Recognizing a very small number of COVID-19 pneumonia cases out of a large number of non-specific general pneumonia cases is important for a diagnostic tool when SARS-CoV-2, the coronavirus behind the pandemic, becomes endemic and is no longer the leading cause of pneumonia, Lungren explains.
“A large dataset with a diverse source of data is crucial to achieve robust and generalizable conclusions in AI based diagnoses,” writes Cell coauthor Kang Zhang, a professor of medicine at Macau University of Science and Technology, in an email to The Scientist. “One of the most challenging issues in AI application in healthcare is poor reproducibility.”
One challenge of using CT scans for COVID-19 diagnosis is that a lot of people infected with SARS-CoV-2 experience severe clinical symptoms such as cough and fever, but have no biomarkers visible in the CT scans. If healthcare professionals are trying to get an accurate COVID-19 diagnosis faster than standard PCR methods, “only basing [COVID-19 diagnosis] on imaging may not be enough,” says Yang Yang, a radiologist at Mount Sinai Hospital.
Yang’s team also trained its COVID-19 AI model on CT chest scans and published the results in Nature Medicine. This model integrated results of the CT scans with clinical findings such as patients’ ages, whether they had a cough or fever, and their white blood cell counts, creating what the authors called a “fusion model” to diagnose patients with COVID-19 based on clinical and imaging data. Their fusion model diagnosed COVID-19 with 83.5 percent accuracy in a test set of 279 patients. When looking at the same set of images, a senior thoracic radiologist diagnosed COVID-19 with 84.6 percent accuracy.

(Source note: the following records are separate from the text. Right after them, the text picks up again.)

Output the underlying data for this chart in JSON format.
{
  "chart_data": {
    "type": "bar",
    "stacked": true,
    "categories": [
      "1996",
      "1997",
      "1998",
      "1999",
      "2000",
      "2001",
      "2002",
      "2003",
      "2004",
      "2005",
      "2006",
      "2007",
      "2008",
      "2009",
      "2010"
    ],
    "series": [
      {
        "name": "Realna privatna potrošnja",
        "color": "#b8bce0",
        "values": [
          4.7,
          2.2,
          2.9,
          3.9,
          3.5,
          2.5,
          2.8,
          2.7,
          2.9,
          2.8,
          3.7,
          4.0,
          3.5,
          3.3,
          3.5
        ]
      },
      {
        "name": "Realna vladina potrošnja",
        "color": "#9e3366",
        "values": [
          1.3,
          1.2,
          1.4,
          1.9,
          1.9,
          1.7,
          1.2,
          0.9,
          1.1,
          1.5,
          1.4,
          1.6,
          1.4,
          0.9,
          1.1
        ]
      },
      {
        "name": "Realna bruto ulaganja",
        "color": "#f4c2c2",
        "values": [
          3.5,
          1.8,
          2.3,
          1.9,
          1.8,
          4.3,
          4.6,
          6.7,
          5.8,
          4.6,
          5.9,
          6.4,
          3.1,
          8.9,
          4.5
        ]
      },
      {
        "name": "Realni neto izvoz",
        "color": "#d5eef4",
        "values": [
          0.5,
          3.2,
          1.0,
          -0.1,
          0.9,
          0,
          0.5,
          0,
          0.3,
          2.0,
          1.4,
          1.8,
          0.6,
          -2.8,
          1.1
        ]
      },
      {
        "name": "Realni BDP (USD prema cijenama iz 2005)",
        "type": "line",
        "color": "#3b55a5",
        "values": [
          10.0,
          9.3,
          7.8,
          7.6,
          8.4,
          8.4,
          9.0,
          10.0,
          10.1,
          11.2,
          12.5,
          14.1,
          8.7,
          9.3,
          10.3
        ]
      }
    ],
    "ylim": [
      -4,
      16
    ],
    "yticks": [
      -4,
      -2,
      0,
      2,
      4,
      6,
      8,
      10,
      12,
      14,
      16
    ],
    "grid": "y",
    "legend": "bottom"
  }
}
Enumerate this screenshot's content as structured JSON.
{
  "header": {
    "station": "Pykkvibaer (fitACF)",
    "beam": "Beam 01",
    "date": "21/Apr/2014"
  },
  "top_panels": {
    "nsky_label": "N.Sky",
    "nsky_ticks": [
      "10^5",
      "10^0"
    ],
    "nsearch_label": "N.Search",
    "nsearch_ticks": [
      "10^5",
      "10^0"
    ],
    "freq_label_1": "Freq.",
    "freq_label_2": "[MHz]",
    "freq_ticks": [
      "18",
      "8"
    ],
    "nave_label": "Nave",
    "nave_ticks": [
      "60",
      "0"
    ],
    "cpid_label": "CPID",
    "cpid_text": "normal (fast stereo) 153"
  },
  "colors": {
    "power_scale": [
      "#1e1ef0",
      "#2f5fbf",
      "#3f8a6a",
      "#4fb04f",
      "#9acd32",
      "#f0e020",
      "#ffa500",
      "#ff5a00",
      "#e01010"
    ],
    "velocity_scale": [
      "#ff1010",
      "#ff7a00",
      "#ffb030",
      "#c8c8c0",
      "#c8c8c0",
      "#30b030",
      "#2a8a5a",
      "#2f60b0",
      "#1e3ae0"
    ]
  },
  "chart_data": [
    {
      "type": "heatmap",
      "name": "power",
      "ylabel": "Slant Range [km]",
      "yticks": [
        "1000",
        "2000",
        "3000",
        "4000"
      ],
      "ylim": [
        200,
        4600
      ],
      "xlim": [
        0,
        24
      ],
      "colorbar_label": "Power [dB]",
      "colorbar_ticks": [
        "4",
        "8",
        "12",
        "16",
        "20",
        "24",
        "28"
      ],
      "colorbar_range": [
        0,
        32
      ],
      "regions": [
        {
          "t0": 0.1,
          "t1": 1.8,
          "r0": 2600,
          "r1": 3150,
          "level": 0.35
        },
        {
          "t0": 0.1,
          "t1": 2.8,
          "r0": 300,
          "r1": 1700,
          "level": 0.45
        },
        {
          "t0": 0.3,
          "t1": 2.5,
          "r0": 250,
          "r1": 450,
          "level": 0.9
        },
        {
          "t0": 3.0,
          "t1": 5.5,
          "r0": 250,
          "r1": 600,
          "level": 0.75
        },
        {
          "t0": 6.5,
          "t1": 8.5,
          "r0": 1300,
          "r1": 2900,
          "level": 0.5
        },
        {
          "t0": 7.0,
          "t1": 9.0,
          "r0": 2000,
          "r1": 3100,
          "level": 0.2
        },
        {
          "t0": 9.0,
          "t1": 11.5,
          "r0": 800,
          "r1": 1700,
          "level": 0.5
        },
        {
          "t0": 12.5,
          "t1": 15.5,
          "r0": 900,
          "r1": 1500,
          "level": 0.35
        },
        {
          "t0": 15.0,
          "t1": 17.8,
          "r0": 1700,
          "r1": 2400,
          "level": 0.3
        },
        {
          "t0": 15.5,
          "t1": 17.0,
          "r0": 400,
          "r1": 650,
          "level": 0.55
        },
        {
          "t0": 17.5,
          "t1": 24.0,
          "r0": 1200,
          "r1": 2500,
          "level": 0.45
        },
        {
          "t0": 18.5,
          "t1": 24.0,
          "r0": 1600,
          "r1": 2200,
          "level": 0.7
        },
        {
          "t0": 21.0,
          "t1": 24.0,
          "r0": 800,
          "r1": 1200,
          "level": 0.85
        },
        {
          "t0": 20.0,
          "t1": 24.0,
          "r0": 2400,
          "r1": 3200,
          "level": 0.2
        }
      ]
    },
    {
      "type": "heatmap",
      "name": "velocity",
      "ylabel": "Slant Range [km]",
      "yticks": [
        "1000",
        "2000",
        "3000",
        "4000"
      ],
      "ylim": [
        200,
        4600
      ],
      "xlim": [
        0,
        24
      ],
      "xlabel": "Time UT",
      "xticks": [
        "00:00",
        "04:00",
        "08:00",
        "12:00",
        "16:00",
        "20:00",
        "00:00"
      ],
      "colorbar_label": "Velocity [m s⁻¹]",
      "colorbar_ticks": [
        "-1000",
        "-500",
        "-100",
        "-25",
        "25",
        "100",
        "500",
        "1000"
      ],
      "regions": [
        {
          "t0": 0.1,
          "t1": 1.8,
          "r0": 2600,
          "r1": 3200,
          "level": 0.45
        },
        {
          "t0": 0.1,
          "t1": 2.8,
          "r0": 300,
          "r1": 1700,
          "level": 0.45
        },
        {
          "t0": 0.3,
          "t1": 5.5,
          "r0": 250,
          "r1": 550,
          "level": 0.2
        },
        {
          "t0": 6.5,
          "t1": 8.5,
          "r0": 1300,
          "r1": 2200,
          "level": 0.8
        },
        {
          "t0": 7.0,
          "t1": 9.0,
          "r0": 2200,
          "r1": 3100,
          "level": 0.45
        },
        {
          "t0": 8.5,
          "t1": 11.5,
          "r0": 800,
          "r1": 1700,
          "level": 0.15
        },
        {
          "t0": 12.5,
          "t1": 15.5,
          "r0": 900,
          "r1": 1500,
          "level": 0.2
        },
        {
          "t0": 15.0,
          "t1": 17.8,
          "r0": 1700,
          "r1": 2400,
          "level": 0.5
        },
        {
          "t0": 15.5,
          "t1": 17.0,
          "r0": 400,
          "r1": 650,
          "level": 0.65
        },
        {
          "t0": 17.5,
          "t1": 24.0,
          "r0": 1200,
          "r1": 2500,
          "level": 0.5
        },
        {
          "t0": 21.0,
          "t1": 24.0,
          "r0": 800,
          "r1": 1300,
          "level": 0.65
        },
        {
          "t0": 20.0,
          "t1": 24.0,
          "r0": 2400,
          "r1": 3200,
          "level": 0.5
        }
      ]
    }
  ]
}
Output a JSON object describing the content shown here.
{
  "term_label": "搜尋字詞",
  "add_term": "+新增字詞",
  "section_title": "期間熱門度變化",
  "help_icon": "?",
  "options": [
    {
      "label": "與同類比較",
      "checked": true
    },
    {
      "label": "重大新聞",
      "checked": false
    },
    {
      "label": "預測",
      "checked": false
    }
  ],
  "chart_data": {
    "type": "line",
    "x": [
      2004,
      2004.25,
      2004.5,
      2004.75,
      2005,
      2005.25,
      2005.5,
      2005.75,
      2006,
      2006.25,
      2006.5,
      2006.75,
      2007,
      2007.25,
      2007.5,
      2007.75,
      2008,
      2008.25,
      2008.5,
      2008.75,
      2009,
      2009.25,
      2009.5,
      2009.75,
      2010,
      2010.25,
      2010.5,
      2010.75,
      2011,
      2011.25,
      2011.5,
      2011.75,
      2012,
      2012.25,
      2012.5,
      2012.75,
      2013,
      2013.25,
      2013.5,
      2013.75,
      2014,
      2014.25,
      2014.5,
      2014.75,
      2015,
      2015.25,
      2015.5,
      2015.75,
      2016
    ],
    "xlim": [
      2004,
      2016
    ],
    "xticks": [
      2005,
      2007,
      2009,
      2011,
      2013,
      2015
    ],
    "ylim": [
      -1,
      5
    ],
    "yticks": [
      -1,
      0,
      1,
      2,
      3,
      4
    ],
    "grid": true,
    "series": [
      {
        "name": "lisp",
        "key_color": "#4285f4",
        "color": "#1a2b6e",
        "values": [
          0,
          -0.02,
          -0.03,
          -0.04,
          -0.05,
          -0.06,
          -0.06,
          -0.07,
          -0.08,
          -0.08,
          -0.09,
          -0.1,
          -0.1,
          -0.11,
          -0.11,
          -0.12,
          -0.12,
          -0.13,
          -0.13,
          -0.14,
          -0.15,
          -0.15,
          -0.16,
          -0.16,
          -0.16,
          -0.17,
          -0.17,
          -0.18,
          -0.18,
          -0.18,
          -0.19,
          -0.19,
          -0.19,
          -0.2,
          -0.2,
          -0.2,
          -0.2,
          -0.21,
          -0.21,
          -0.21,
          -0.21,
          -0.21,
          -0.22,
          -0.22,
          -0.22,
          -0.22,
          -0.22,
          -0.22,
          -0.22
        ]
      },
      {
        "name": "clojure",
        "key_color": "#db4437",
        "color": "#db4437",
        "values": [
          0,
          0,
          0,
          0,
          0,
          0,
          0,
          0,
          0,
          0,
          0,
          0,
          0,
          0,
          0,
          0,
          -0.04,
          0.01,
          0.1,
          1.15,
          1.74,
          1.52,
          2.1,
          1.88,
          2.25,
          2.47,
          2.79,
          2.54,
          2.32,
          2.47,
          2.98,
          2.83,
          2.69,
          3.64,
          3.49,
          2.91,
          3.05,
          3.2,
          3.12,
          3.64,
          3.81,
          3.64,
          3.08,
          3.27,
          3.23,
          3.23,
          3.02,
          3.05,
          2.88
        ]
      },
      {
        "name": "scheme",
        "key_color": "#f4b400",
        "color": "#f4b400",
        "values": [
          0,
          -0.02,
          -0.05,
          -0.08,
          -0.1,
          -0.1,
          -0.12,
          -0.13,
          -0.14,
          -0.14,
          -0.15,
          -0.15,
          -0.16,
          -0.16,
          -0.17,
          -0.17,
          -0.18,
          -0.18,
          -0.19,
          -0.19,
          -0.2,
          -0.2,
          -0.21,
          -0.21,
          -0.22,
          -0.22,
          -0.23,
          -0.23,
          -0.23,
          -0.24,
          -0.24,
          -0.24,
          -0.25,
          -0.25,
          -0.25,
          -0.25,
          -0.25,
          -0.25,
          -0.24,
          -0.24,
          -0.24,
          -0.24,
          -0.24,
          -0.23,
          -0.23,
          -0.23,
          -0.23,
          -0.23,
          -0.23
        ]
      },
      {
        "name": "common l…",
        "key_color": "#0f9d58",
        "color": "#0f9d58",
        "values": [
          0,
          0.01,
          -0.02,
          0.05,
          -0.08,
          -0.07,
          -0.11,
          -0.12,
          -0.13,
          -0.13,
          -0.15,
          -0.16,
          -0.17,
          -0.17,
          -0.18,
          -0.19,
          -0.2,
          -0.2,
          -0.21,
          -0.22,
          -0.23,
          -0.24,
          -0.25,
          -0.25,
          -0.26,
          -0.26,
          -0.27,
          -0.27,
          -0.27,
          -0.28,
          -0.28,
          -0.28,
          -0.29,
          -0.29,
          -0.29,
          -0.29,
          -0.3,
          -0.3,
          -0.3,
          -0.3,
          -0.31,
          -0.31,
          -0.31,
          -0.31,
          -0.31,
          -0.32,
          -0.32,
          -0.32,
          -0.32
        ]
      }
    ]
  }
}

“There are aspects to their methodology which I think are very important for this field in general,” says Lungren, namely, many AI diagnostic models based upon imaging data would benefit from the input of additional clinical data.
Zhang says at least 10 large hospitals in China, and several in the US, India, Iraq, and Ecuador are using his model to diagnose patients suspected of having COVID-19 pneumonia. His team made its algorithms and training datasets publicly available for other researchers to use.
X. Mei et al., “Artificial intelligence–enabled rapid diagnosis of patients with COVID-19,” Nature Medicine, doi:10.1038/s41591-020-0931-3, 2020.
K. Zhang et al., “Clinically applicable AI system for accurate diagnosis, quantitative measurements and prognosis of COVID-19 pneumonia using computed tomography,” Cell, doi:10.1016/j.cell.2020.04.045, 2020.